FIVE: Don’t Overthink the Conversations
I learned that I must not go too far with what people are talking about. Leave them wanting more of your thoughts, opinions, and stories, not wishing you would be quiet. Explaining too much might make others think you like talking about yourself all the time or that you only like talking about certain things. Stick to what they are talking about in the present time and try not to overthink it. Conversations should be fun and interesting.
SIX: You Don’t Have to Be a Clown
I learned that while laughter is fun and welcomed, I do not need to always try to make friends laugh. I can be funny, but more importantly, there is a time and place for humor, and it should never be at the expense of others. Don’t laugh at someone’s weakness, race, body, personality, or status. It’s good to show appreciation when others are appropriately funny too. Being funny should happen naturally, don't try to make mean jokes for quick laughs, you will wind up hurting others this way. Good friends will joke with you and also kindly tell you when your jokes are not that funny. Usually though, with real friends, you can make a joke about anything and it will be funny regardless if it makes sense or not.

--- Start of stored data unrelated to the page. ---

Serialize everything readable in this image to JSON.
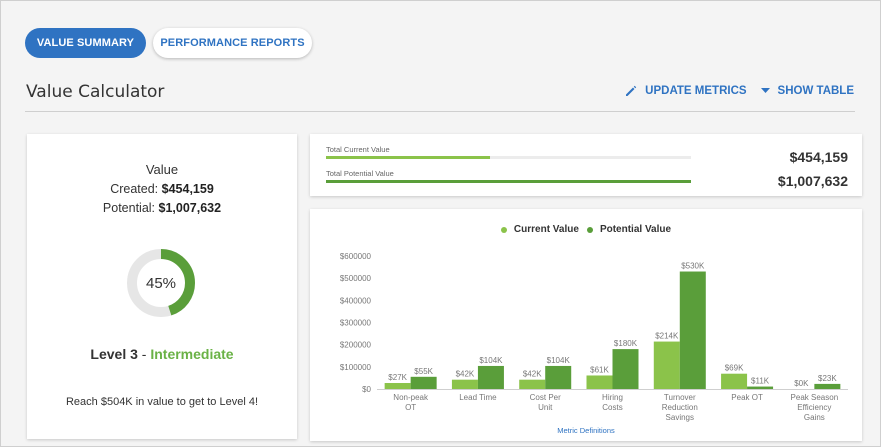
{
  "tabs": {
    "active": "VALUE SUMMARY",
    "inactive": "PERFORMANCE REPORTS"
  },
  "header": {
    "title": "Value Calculator",
    "update_metrics": "UPDATE METRICS",
    "show_table": "SHOW TABLE"
  },
  "summary": {
    "title": "Value",
    "created_label": "Created:",
    "created_value": "$454,159",
    "potential_label": "Potential:",
    "potential_value": "$1,007,632",
    "percent_text": "45%",
    "percent_value": 0.45,
    "level_text": "Level 3",
    "level_sep": "-",
    "level_name": "Intermediate",
    "reach_text": "Reach $504K in value to get to Level 4!"
  },
  "totals": {
    "current_label": "Total Current Value",
    "current_value": "$454,159",
    "current_fraction": 0.45,
    "potential_label": "Total Potential Value",
    "potential_value": "$1,007,632",
    "potential_fraction": 1.0
  },
  "colors": {
    "accent": "#2f73c2",
    "current": "#8bc34a",
    "potential": "#5a9e3a",
    "level": "#6ab246",
    "donut_track": "#e6e6e6"
  },
  "chart_data": {
    "type": "bar",
    "categories": [
      [
        "Non-peak",
        "OT"
      ],
      [
        "Lead Time"
      ],
      [
        "Cost Per",
        "Unit"
      ],
      [
        "Hiring",
        "Costs"
      ],
      [
        "Turnover",
        "Reduction",
        "Savings"
      ],
      [
        "Peak OT"
      ],
      [
        "Peak Season",
        "Efficiency",
        "Gains"
      ]
    ],
    "series": [
      {
        "name": "Current Value",
        "values": [
          27000,
          42000,
          42000,
          61000,
          214000,
          69000,
          0
        ],
        "labels": [
          "$27K",
          "$42K",
          "$42K",
          "$61K",
          "$214K",
          "$69K",
          "$0K"
        ]
      },
      {
        "name": "Potential Value",
        "values": [
          55000,
          104000,
          104000,
          180000,
          530000,
          11000,
          23000
        ],
        "labels": [
          "$55K",
          "$104K",
          "$104K",
          "$180K",
          "$530K",
          "$11K",
          "$23K"
        ]
      }
    ],
    "yticks": [
      "$0",
      "$100000",
      "$200000",
      "$300000",
      "$400000",
      "$500000",
      "$600000"
    ],
    "ylim": [
      0,
      600000
    ],
    "legend_position": "top",
    "grid": false,
    "footer_link": "Metric Definitions"
  }
}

SEVEN: Remember Socializing is a Skill
Most of all, I started to realize that as I got older, I wanted more friends and to have more company. It was then I started to feel the importance of making quality friendship connections even more. I know creating friendships is a valuable skill to have, and will only become more important as I get older. Making friends can be challenging at any age so do your best to figure out your interests and what qualities you appreciate in a friend. It hurts to be rejected from someone you thought could be your friend, but remember there are a lot of people in the world that would be happy to meet a new friend! Keep trying and don’t give up if you don’t instantly find your friend group.
With these tips, I have learned to be more confident in my approach to making friends. I hope you find them helpful.
Seonbeom Joshua Kim can be found tinkering with robotics, in a corner reading a good book or taking a nice scenic walk around Northern New Jersey. When Joshua isn't writing, he's playing clarinet or moderating his friend's discord server.